Jun 12, 2008
Indian toilet cleaners to strut down UN catwalk
Jun 12, 2008
By Bappa Majumdar
NEW DELHI, June 12 (Reuters Life!) - A year ago, Vimla Atwal eked a living by cleaning outdoor pits used as toilets in a western Indian village. Next month, she will sashay down a New York catwalk with top Indian models.
Atwal, and 29 other female toilet cleaners who now have other jobs thanks to a rehabilitation program run by a local firm, will participate in a series of events by the United Nations to mark the International Year of Sanitation.
During their stay in New York, the 30 women will present a short film on their lives as well as take part in a fashion show.
"A year ago I was looked down upon as an outcast in my village, but now I am ready to fly in a plane and take part in a fashion show," said Atwal, 35, who is from the village of Alwar in Rajasthan state.
Sulabh International, which runs modern public toilets in India, helped transform the women's lives by through programs that have taught hundreds of cleaners other livelihoods such as embroidery and making noodles and pickles.
In India, thousands of low caste Indian women are paid to clear human waste from open-air toilets, as basic sanitation still eludes millions in the countryside.
India's social welfare department says there are about 340,000 million such toilet cleaners in villages, but social activists say the figure is at least one million.

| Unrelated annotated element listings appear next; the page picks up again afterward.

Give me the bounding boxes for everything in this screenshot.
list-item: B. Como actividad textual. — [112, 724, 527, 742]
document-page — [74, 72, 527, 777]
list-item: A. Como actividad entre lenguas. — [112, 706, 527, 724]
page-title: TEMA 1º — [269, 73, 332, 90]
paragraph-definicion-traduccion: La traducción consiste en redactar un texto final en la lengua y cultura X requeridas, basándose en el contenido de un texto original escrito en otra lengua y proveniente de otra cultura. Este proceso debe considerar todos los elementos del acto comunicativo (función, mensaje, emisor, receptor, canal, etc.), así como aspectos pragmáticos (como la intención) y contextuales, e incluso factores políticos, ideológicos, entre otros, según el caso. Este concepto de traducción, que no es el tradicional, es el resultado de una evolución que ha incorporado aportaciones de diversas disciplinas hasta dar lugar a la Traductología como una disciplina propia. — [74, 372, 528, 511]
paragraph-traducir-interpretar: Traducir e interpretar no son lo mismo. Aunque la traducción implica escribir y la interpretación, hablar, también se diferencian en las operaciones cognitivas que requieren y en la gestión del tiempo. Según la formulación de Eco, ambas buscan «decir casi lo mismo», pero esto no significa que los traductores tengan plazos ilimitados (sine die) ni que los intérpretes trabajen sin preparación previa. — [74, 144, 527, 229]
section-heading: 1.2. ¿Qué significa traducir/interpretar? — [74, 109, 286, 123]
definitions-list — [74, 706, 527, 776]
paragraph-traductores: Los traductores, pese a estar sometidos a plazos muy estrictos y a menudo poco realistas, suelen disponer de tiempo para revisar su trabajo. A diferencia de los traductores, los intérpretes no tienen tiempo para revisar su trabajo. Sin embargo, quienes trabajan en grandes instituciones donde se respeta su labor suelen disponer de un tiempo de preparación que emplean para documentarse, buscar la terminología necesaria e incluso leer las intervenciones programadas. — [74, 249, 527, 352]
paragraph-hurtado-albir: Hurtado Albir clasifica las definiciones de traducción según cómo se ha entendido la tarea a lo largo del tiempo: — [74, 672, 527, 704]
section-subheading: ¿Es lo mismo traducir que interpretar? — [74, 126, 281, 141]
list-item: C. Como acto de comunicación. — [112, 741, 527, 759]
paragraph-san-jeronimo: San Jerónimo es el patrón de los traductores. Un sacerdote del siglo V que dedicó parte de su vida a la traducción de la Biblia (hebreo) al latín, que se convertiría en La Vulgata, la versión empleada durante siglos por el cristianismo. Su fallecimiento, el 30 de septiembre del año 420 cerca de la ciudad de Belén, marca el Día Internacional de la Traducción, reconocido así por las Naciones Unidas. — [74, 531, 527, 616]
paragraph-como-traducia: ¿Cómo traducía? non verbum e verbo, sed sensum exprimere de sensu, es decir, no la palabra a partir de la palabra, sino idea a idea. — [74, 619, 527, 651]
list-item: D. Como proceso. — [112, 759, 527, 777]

"The UN has invited these women from Alwar to New York in July so they can tell the world about the change in their lives from pain and suffering into renewed hope," Bindeshwar Pathak, Sulabh International's founder, told Reuters.
India's secular constitution bans caste discrimination, but Dalits -- those at the bottom of the caste system -- are still commonly beaten and banned from using a well or worshipping at a temple reserved for upper castes.
Last year, a UN delegation noticed one group of women from Alwar speaking about their experiences during a conference on sanitation at New Delhi.
"We found it extremely humiliating, but there was no choice as we had been doing this work for years and upper caste people insisted that we were only good for this," said Usha Chaumar, 33, speaking at a rehabilitation centre in New Delhi.
Under its Millenium Development Goal target, the UN by 2015 hopes to reduce by half the proportion of people lacking access to basic sanitation.